Wednesday, 25 de December de 2024 ISSN 1519-7670 - Ano 24 - nº 1319

Jornalismo e democracia, uma nova relação na era digital

Bastião da democracia, patrulheiro do governo, formador de bons cidadãos, defensor do interesse público. Os leitores de jornais estão acostumados com estas definições, ou caracterizações da atividade jornalística, repetidas constantemente tanto pelos donos de empresas como por teóricos da comunicação. Mas estes conceitos estão começando a mudar.

Em 1995, James Carey, um dos ícones da cultura jornalística norte-americana afirmou: “O jornalismo é um sinônimo de democracia, ou, noutras palavras, você não pode ter jornalismo sem democracia” [extraído do texto “Where journalism education went wrong”, de James Carey, disponível aqui]. A frase de Carey, um dos pioneiros no estudo da relação entre jornalismo, comunicação e cultura, acabou se transformando na base de uma percepção do jornalismo como um componente do contexto político institucional, desde o início do século 20.

A associação entre jornalismo e democracia foi triplamente útil. Aos donos de empresas, porque ofereceu uma justificativa ideológica para seu negócio. Para os profissionais, um escudo ético para o seu quotidiano, enquanto os pesquisadores acadêmicos passaram a buscar uma resposta para o dilema: “Qual o grau de democracia necessário para o exercício do jornalismo?”

Estudos citados pela pesquisadora australiana Beate Josephi, em seu artigo “How much Democracy Needs Journalism?”, contestam a afirmação de que o jornalismo só poderia existir em países em plenamente democráticos. Um dado numérico contradiz também o suposto cordão umbilical entre a democracia e o jornalismo. Segundo um informe da Associação Mundial de Jornais (World Association of Newspapers), a imprensa cresceu mais em países onde a entidade aponta restrições ao fluxo de informações, como os situados na Ásia e na África. [No informe divulgado em 2010, com base em dados do período 2004/2009, a imprensa asiática, em especial a chinesa e a indiana, cresceu 30%, enquanto nos EUA e Europa a queda foi de respectivamente 10,6% e 7,9%.]
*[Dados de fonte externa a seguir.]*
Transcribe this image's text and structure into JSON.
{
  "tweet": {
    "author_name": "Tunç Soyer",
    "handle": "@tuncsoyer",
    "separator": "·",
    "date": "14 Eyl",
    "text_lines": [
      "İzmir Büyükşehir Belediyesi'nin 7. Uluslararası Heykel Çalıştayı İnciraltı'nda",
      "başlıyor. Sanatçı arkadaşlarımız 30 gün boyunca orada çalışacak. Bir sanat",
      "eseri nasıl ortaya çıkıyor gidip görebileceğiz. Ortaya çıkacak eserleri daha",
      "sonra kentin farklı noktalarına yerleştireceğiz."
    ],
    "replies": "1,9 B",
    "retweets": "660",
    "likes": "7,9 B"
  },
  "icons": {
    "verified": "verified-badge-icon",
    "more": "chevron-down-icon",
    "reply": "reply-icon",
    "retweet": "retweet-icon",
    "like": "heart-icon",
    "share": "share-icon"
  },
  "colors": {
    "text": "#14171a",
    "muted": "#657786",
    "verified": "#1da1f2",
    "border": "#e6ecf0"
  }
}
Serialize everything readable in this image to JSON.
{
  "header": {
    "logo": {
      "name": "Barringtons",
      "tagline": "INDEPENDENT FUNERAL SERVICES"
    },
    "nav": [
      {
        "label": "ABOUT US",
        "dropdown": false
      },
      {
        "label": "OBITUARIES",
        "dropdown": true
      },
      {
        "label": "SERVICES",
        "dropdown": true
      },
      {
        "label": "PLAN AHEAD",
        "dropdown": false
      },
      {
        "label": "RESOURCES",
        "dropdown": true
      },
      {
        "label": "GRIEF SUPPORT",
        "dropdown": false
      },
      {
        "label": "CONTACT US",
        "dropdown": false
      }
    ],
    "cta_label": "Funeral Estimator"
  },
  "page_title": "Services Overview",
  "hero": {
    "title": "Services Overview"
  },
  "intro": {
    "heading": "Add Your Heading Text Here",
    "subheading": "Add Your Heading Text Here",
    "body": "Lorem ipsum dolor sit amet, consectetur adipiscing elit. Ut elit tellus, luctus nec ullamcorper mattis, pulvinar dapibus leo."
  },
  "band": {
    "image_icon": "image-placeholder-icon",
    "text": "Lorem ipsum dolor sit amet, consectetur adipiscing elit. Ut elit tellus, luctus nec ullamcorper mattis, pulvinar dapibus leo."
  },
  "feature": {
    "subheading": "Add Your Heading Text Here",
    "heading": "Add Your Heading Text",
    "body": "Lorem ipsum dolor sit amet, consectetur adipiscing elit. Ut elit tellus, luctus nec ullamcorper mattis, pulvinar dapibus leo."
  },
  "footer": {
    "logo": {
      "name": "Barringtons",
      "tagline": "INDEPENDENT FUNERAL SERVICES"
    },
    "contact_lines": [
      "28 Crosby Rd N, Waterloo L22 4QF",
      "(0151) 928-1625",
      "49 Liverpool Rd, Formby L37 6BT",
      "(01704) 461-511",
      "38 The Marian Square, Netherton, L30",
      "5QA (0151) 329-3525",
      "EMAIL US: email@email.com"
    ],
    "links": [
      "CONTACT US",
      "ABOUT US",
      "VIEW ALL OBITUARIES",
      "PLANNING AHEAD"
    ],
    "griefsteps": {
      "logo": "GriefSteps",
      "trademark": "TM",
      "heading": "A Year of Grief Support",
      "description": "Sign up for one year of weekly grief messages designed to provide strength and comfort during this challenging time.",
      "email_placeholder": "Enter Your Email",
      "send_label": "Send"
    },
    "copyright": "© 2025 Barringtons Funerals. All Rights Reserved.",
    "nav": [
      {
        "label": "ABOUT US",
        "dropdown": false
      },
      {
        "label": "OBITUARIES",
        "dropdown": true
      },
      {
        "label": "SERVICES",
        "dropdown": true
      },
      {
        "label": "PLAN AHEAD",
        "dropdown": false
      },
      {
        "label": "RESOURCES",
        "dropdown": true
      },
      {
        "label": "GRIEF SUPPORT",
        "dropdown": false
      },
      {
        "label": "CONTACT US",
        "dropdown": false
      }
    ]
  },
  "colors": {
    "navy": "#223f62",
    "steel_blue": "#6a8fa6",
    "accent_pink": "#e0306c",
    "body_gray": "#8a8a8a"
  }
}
O paradoxo indica que mesmo com limitações impostas por governos, castas, empresas ou grupos políticos, o jornalismo é capaz não apenas de sobreviver como de crescer em circunstâncias adversas. Mostra também que a hegemonia da cultura informativa ocidental está cedendo terreno a outras culturas como parte da globalização noticiosa. E deixa transparente a defasagem nos processos de transição da era analógica para a digital na base social de países ricos, pobres e em desenvolvimento.

A prova talvez mais evidente da quebra dos paradigmas de associação entre jornalismo e democracia é o caso da rede de televisão árabe Al Jazeera, um dos fenômenos mais controvertidos na comunicação mundial. A rede registra um surpreendente crescimento para públicos muito diferentes, inclusive o norte-americano, mesmo sendo controlada por um governo conservador e que restringe o livre fluxo de informações domésticas no emirado do Catar.

A ideia central por trás da associação entre democracia e jornalismo é a de que a função da imprensa é formar cidadãos capazes de fazer o sistema político funcionar eficientemente. Esta ideia está perdendo o seu caráter hegemônico na medida em que as novas tecnologias de informação e comunicação (TICs) conferiram relevância crescente à produção de conhecimento como elemento-chave para o desenvolvimento social, econômico e político.

O novo parâmetro não é mais prioritariamente o funcionamento de um sistema político, mas a forma como o jornalismo contribui para a produção de conhecimento socialmente relevante por meio da diversificação de dados, percepções e informações. A política não deixará de existir, mas ela cumprirá uma função mais relacionada à comunicação interpessoal do que ao exercício do poder.

Trata-se de uma mudança de paradigmas que está ainda em fase incipiente, mas que promete muita discussão em todos os níveis. A liberdade no fluxo de informações já não é mais apenas uma reivindicação libertária, mas passa a ser também uma exigência econômica para a produção de conhecimento voltado para a inovação tecnológica.